Jeffrey Immelt and Barack Obama
GE CEO Jeffrey Immelt applauds at right during President Barack Obama's visit to the birthplace of the General Electric Co., to showcase a new GE deal with India and to announce a restructured presidential advisor, Friday, Jan. 21, 2011, in Schenectady, N.Y. AP

G.E. subsequently pointed out what it says is a significant flaw in the story: That the Times did not take into account the impact of its GE Capital losses in the financial crisis. G.E. said that if you exclude GE Capital its tax rate has been about 21 percent.

At his press briefing Friday afternoon, White House press secretary Jay Carney was asked to square Mr. Obama's call for corporate tax reform with his embrace of Immelt.
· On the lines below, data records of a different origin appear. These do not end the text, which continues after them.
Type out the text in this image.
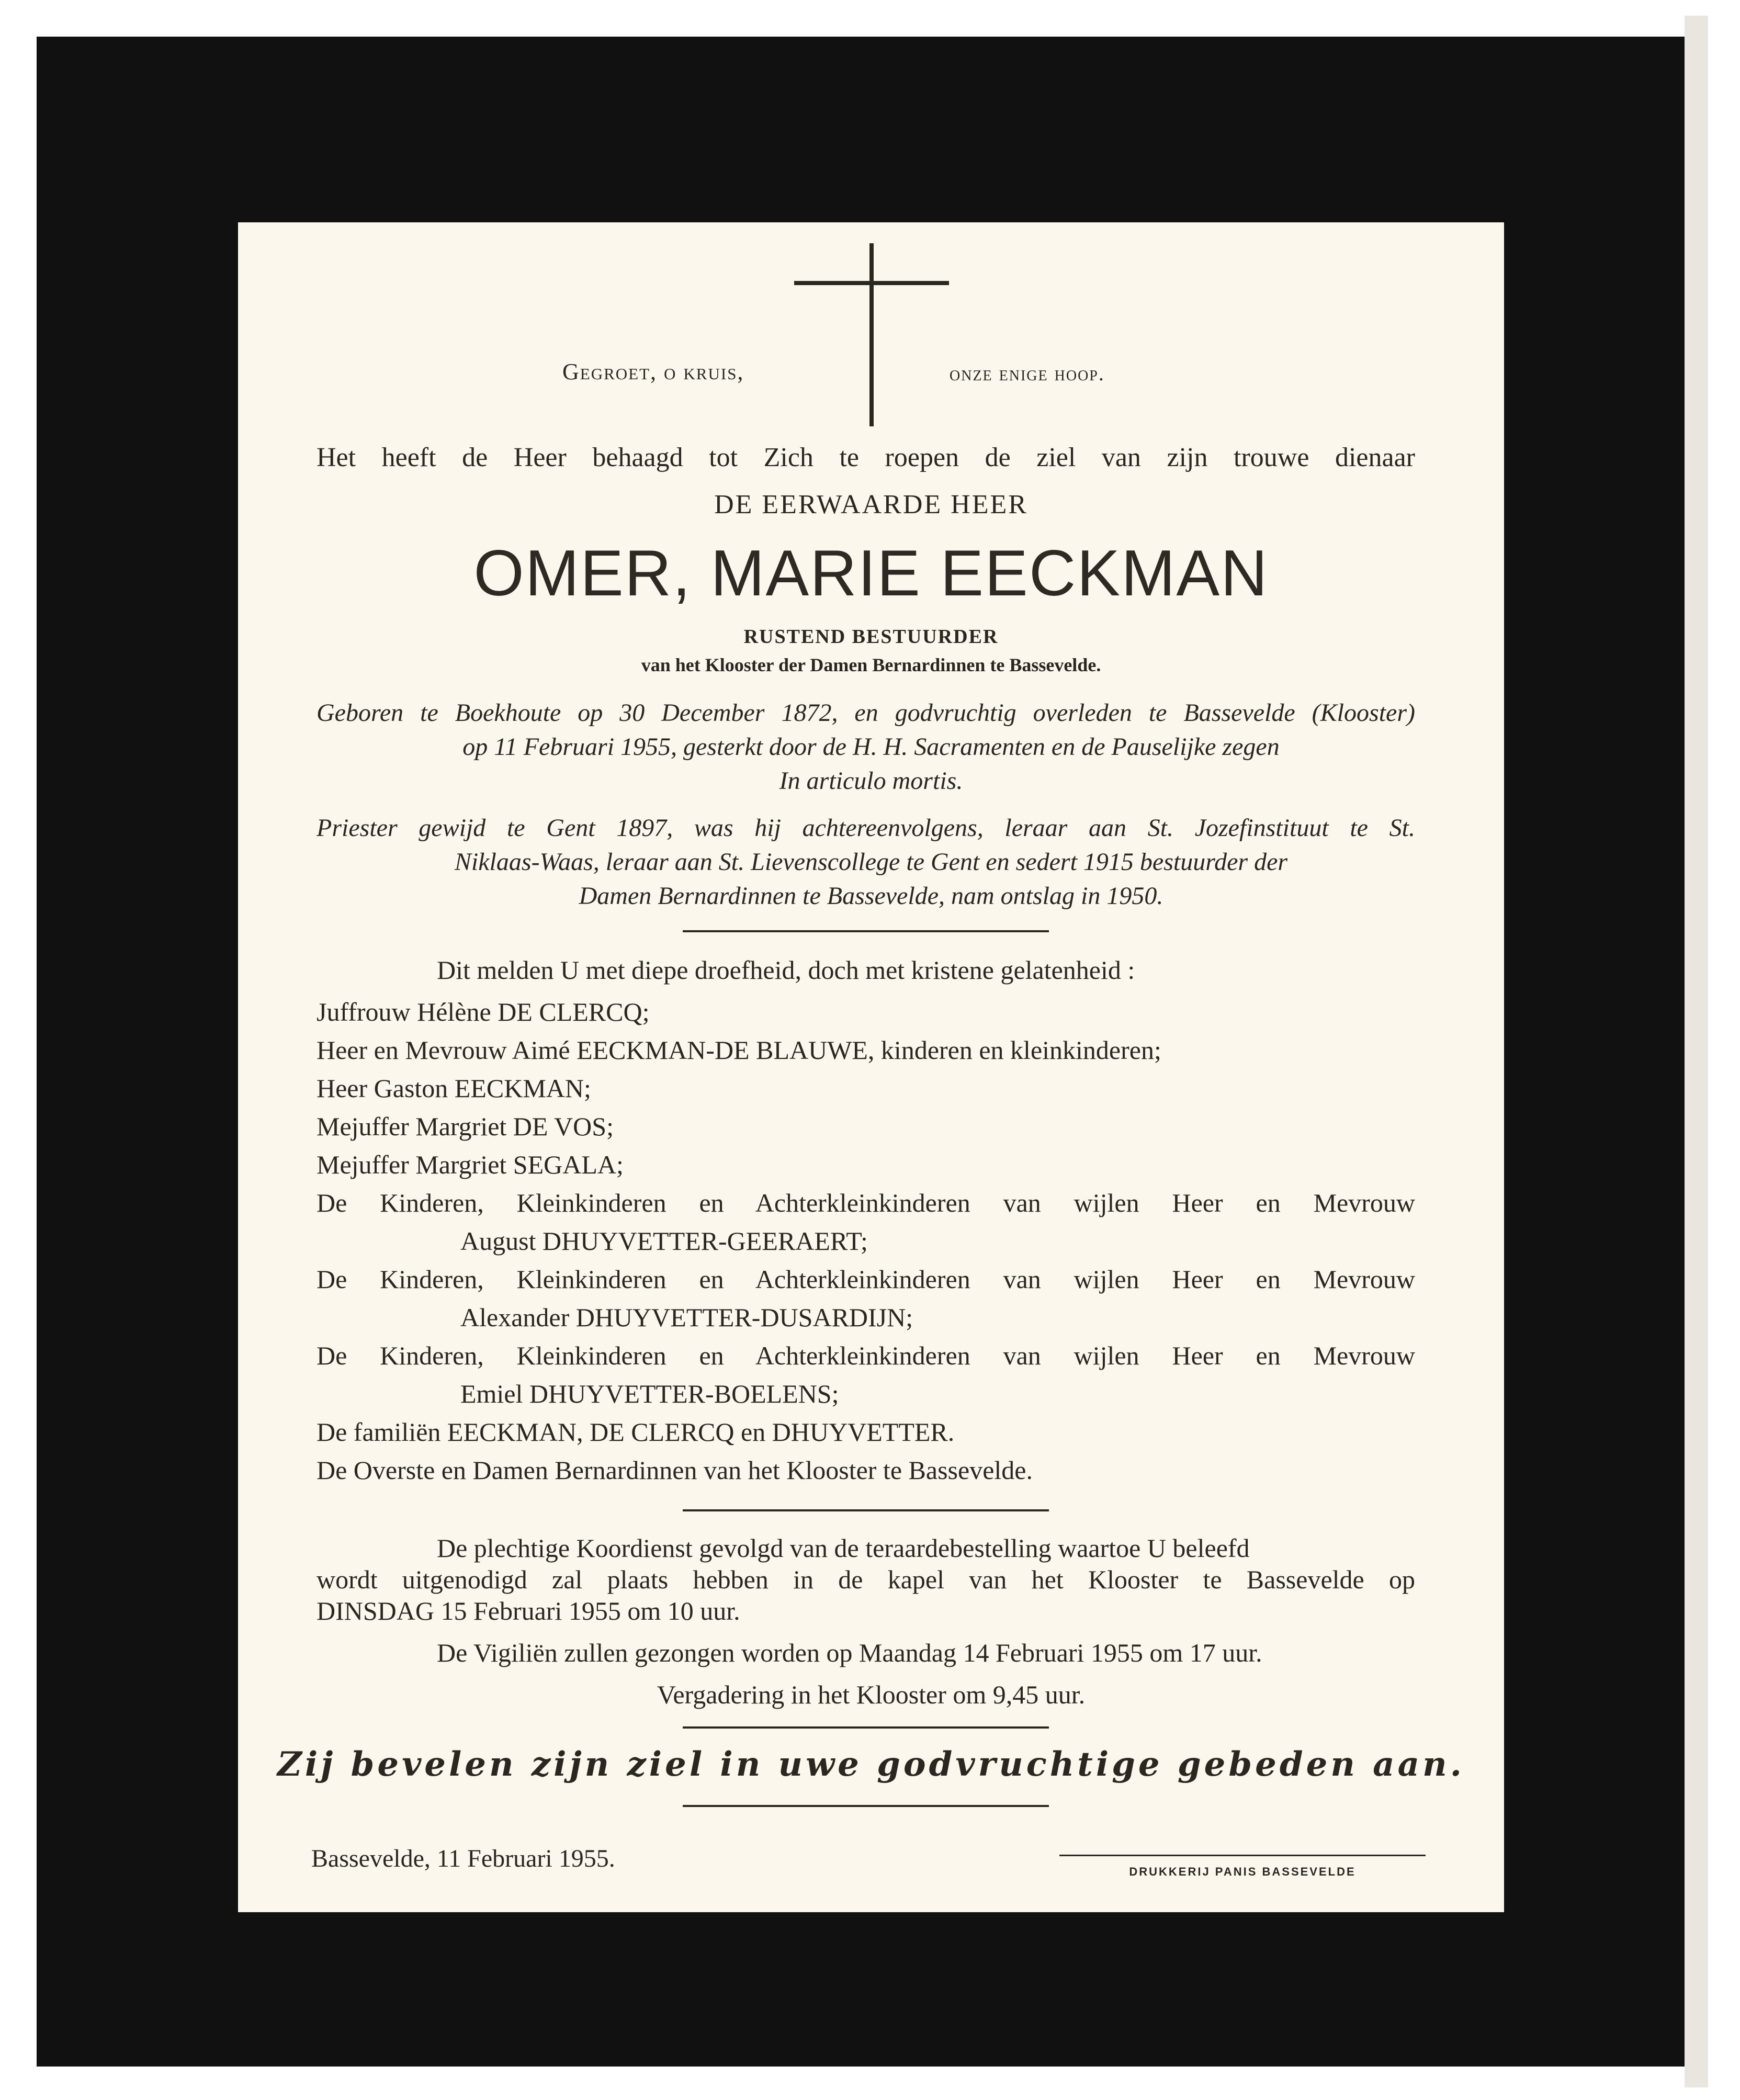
Gegroet, o kruis,	onze enige hoop.
Het heeft de Heer behaagd tot Zich te roepen de ziel van zijn trouwe dienaar
DE EERWAARDE HEER
OMER, MARIE EECKMAN
RUSTEND BESTUURDER
van het Klooster der Damen Bernardinnen te Bassevelde.
Geboren te Boekhoute op 30 December 1872, en godvruchtig overleden te Bassevelde (Klooster)
op 11 Februari 1955, gesterkt door de H. H. Sacramenten en de Pauselijke zegen
In articulo mortis.
Priester gewijd te Gent 1897, was hij achtereenvolgens, leraar aan St. Jozefinstituut te St.
Niklaas-Waas, leraar aan St. Lievenscollege te Gent en sedert 1915 bestuurder der
Damen Bernardinnen te Bassevelde, nam ontslag in 1950.
Dit melden U met diepe droefheid, doch met kristene gelatenheid :
Juffrouw Hélène DE CLERCQ;
Heer en Mevrouw Aimé EECKMAN-DE BLAUWE, kinderen en kleinkinderen;
Heer Gaston EECKMAN;
Mejuffer Margriet DE VOS;
Mejuffer Margriet SEGALA;
De Kinderen, Kleinkinderen en Achterkleinkinderen van wijlen Heer en Mevrouw
August DHUYVETTER-GEERAERT;
De Kinderen, Kleinkinderen en Achterkleinkinderen van wijlen Heer en Mevrouw
Alexander DHUYVETTER-DUSARDIJN;
De Kinderen, Kleinkinderen en Achterkleinkinderen van wijlen Heer en Mevrouw
Emiel DHUYVETTER-BOELENS;
De familiën EECKMAN, DE CLERCQ en DHUYVETTER.
De Overste en Damen Bernardinnen van het Klooster te Bassevelde.
De plechtige Koordienst gevolgd van de teraardebestelling waartoe U beleefd
wordt uitgenodigd zal plaats hebben in de kapel van het Klooster te Bassevelde op
DINSDAG 15 Februari 1955 om 10 uur.
De Vigiliën zullen gezongen worden op Maandag 14 Februari 1955 om 17 uur.
Vergadering in het Klooster om 9,45 uur.
Zij bevelen zijn ziel in uwe godvruchtige gebeden aan.
Bassevelde, 11 Februari 1955.	DRUKKERIJ PANIS BASSEVELDE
Asked if the story bothered the president, Carney responded that "he is bothered by what I think you're getting at, which is that Americans, I'm sure, who read that story or heard about it are wondering, you know -- you know, how this could be."
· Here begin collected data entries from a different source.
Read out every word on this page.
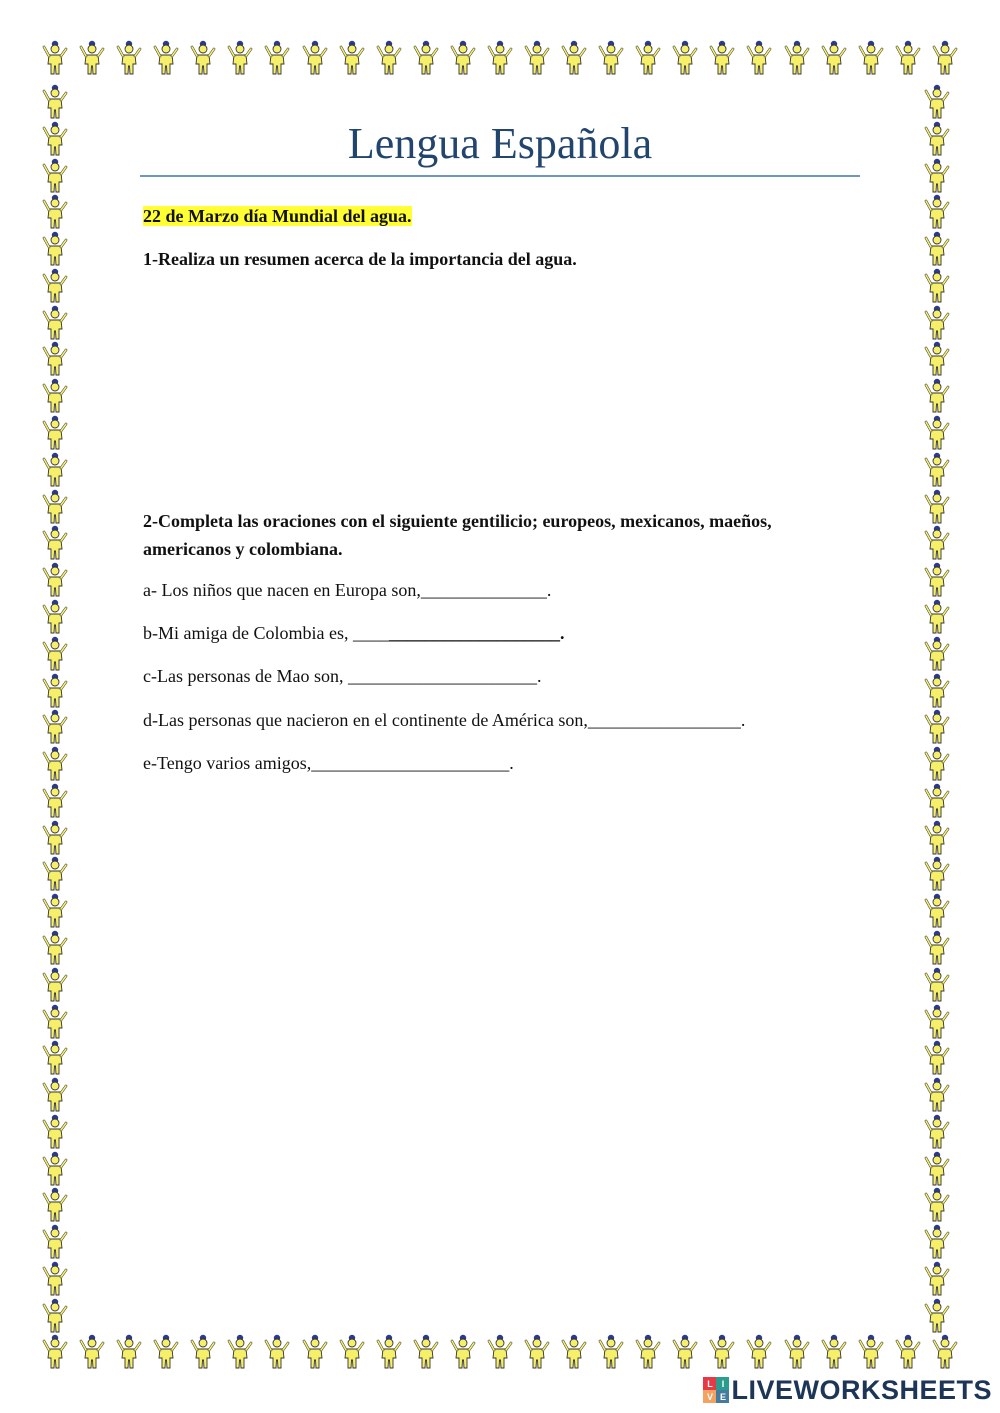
Lengua Española
22 de Marzo día Mundial del agua.
1-Realiza un resumen acerca de la importancia del agua.
2-Completa las oraciones con el siguiente gentilicio; europeos, mexicanos, maeños, americanos y colombiana.
a- Los niños que nacen en Europa son,______________.
b-Mi amiga de Colombia es, _______________________.
c-Las personas de Mao son, _____________________.
d-Las personas que nacieron en el continente de América son,_________________.
e-Tengo varios amigos,______________________.
L I
V E LIVEWORKSHEETS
Carney went on to make the case for corporate tax reform, noting that companies pay "armies of tax lawyers to understand how it works and to take advantage of the various loopholes that exist."

He stressed, however, that he was "not addressing this specific company because I don't know independently about that." (According to the Times, "G.E.'s giant tax department, led by a bow-tied former Treasury official named John Samuels, is often referred to as the world's best tax law firm.")

Carney was asked why, if the president wants corporate tax reform, he appointed "to the head of the Competitiveness and Jobs Council a person who is now the poster child for abusing the system to get out of paying taxes."

"The jobs and competitiveness council is designed for just that," Carney responded. "And he has brought together a lot of voices on that. And he wants to hear the opinions of every member of that council. And we have said, with regard to questions about other members who have been appointed, that the president obviously doesn't want a council of people who agree with him on every issue; he wants to hear diversity of opinion."

"In the end, the decisions that are made about which policy to pursue on corporate tax reform will be the president's decision and his policy," he added.

Carney said later that Mr. Obama continues to have faith in Immelt to run the council.

Overall, the Times notes, the share of U.S. taxes paid by corporations has fallen from 30 percent of federal revenue in the 1950s to 6.6 percent in 2009.